295.0000 Gross Receipts

Annotation 295.0941

(c) Discounts

295.0941 Discount Coupons. A taxpayer, who is in the restaurant business, sells coupon booklets for $1.00 each which contain multiple discount coupons entitling the purchaser to various discounts on meals sold by the taxpayer.

The sales of the coupon books by the taxpayer are regarded as sales of nontaxable rights to discounts on its meals. The actual coupons are a record of the rights to receive the discounts and do not constitute a sale of tangible personal property at the time the coupon books are sold. However, when a coupon is presented by a customer, it is regarded like that of a manufacturer's coupon since the taxpayer will have received compensation from the customer via the amount previously paid by that customer for the coupon. This means that the taxpayer's gross receipts from the sale of a meal to customers presenting a coupon will consist of any amounts received from the customer for the meal plus an amount representing a pro rata share of the $1.00 coupon allocated to the coupon used by that customer. This prorata share equals the $1.00 coupon booklet allocated to the coupon booklet divided by the number of coupons in that booklet that the retailer, in good faith, believes a customer might redeem toward the purchase of meals.
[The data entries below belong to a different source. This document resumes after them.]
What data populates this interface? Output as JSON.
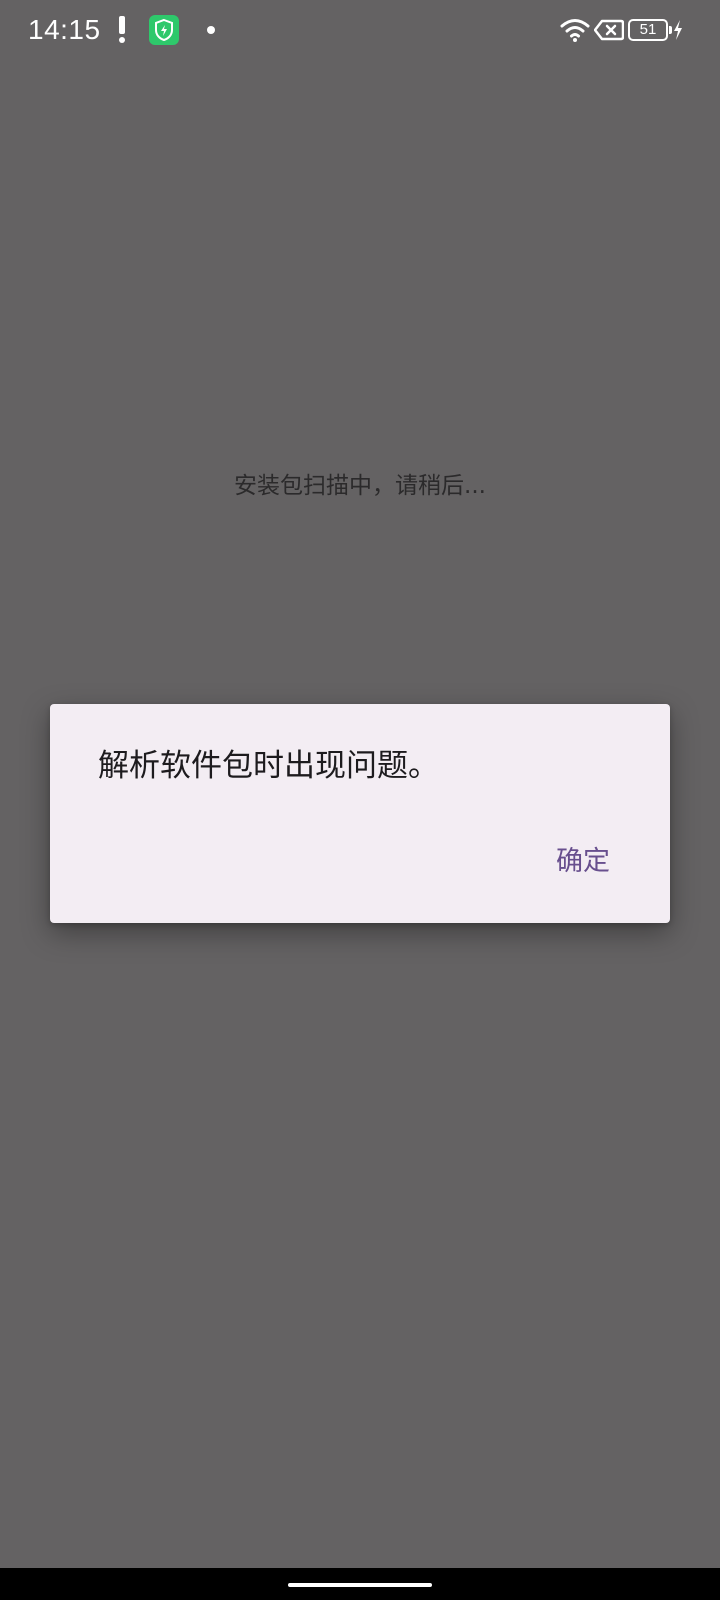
{
  "status_bar": {
    "time": "14:15",
    "battery_level": "51",
    "icons": [
      "alert-icon",
      "shield-app-icon",
      "notification-dot-icon",
      "wifi-icon",
      "no-sim-icon",
      "battery-icon",
      "charging-bolt-icon"
    ]
  },
  "screen": {
    "scan_message": "安装包扫描中，请稍后..."
  },
  "dialog": {
    "message": "解析软件包时出现问题。",
    "ok_label": "确定"
  },
  "colors": {
    "overlay_background": "#646263",
    "dialog_background": "#f3edf3",
    "dialog_text": "#1d1b1e",
    "accent": "#684f8e",
    "shield_icon": "#2ec86b"
  }
}
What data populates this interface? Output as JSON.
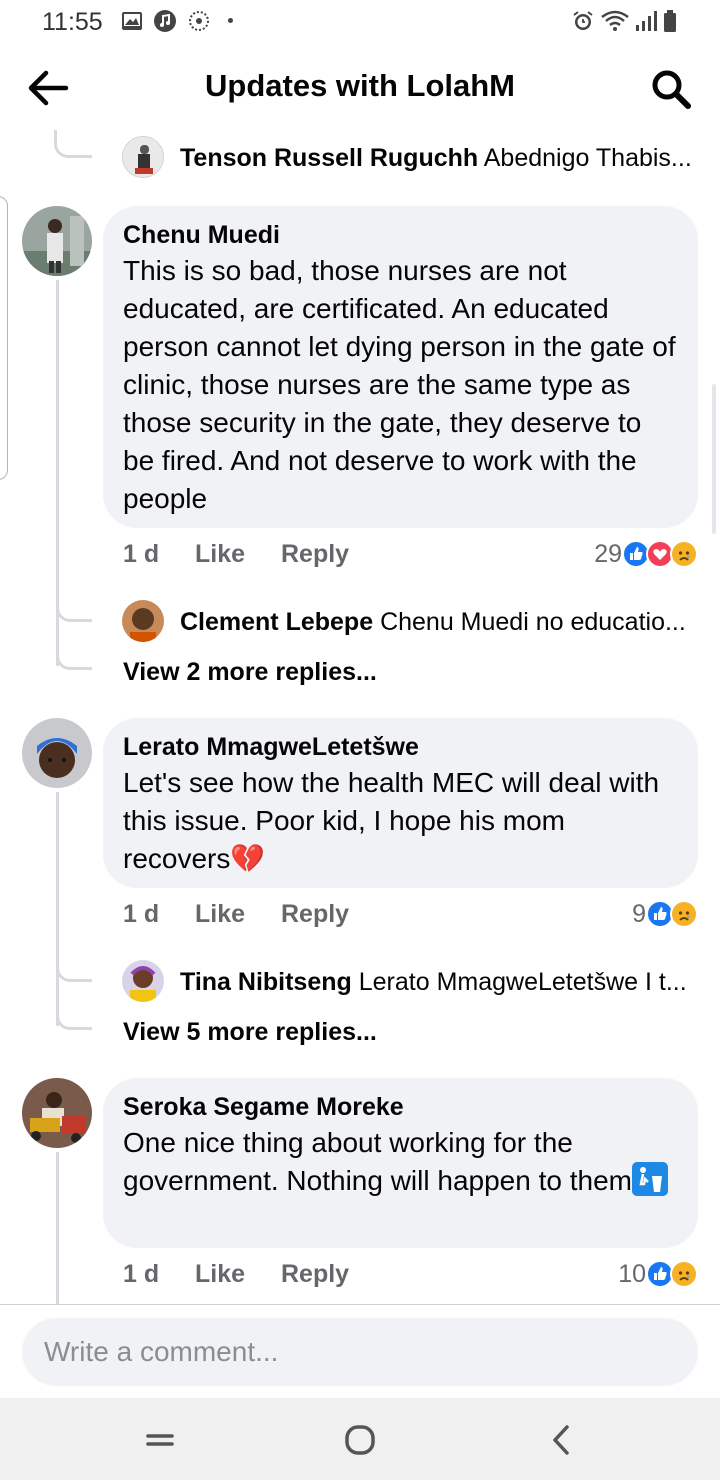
{
  "status_bar": {
    "time": "11:55",
    "left_icons": [
      "image-icon",
      "music-icon",
      "flower-icon",
      "dot-icon"
    ],
    "right_icons": [
      "alarm-icon",
      "wifi-icon",
      "signal-icon",
      "battery-icon"
    ]
  },
  "header": {
    "title": "Updates with LolahM",
    "back_icon": "arrow-left-icon",
    "search_icon": "search-icon"
  },
  "top_reply": {
    "author": "Tenson Russell Ruguchh",
    "preview": "Abednigo Thabis..."
  },
  "comments": [
    {
      "author": "Chenu Muedi",
      "text": "This is so bad, those nurses are not educated, are certificated. An educated person cannot let dying person in the gate of clinic, those nurses are the same type as those security in the gate, they deserve to be fired. And not deserve to work with the people",
      "time": "1 d",
      "like": "Like",
      "reply": "Reply",
      "reaction_count": "29",
      "reactions": [
        "like-reaction-icon",
        "love-reaction-icon",
        "sad-reaction-icon"
      ],
      "reply_preview": {
        "author": "Clement Lebepe",
        "text": "Chenu Muedi no educatio..."
      },
      "view_more": "View 2 more replies..."
    },
    {
      "author": "Lerato MmagweLetetšwe",
      "text": "Let's see how the health MEC will deal with this issue. Poor kid, I hope his mom recovers",
      "emoji": "💔",
      "time": "1 d",
      "like": "Like",
      "reply": "Reply",
      "reaction_count": "9",
      "reactions": [
        "like-reaction-icon",
        "sad-reaction-icon"
      ],
      "reply_preview": {
        "author": "Tina Nibitseng",
        "text": "Lerato MmagweLetetšwe I t..."
      },
      "view_more": "View 5 more replies..."
    },
    {
      "author": "Seroka Segame Moreke",
      "text": "One nice thing about working for the government. Nothing will happen to them",
      "emoji": "🚮",
      "time": "1 d",
      "like": "Like",
      "reply": "Reply",
      "reaction_count": "10",
      "reactions": [
        "like-reaction-icon",
        "sad-reaction-icon"
      ]
    }
  ],
  "composer": {
    "placeholder": "Write a comment..."
  },
  "nav": {
    "icons": [
      "recents-icon",
      "home-icon",
      "back-icon"
    ]
  },
  "colors": {
    "like_blue": "#1877f2",
    "love_red": "#f33e58",
    "sad_yellow": "#f7b125",
    "bubble": "#f0f2f5",
    "secondary_text": "#65676b"
  }
}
Thus, if a coupon booklet contains ten coupons, an additional $.10 should be allocated to the gross receipts from the taxpayer's sale of taxable food products to a customer presenting a discount coupon. Tax does not apply on the pro rata share allocated to coupons that are not redeemed for discounted meals since the taxpayer is not regarded as having received additional compensation from the customer as part of the sale of taxable food products as a discount rate. 3/13/96.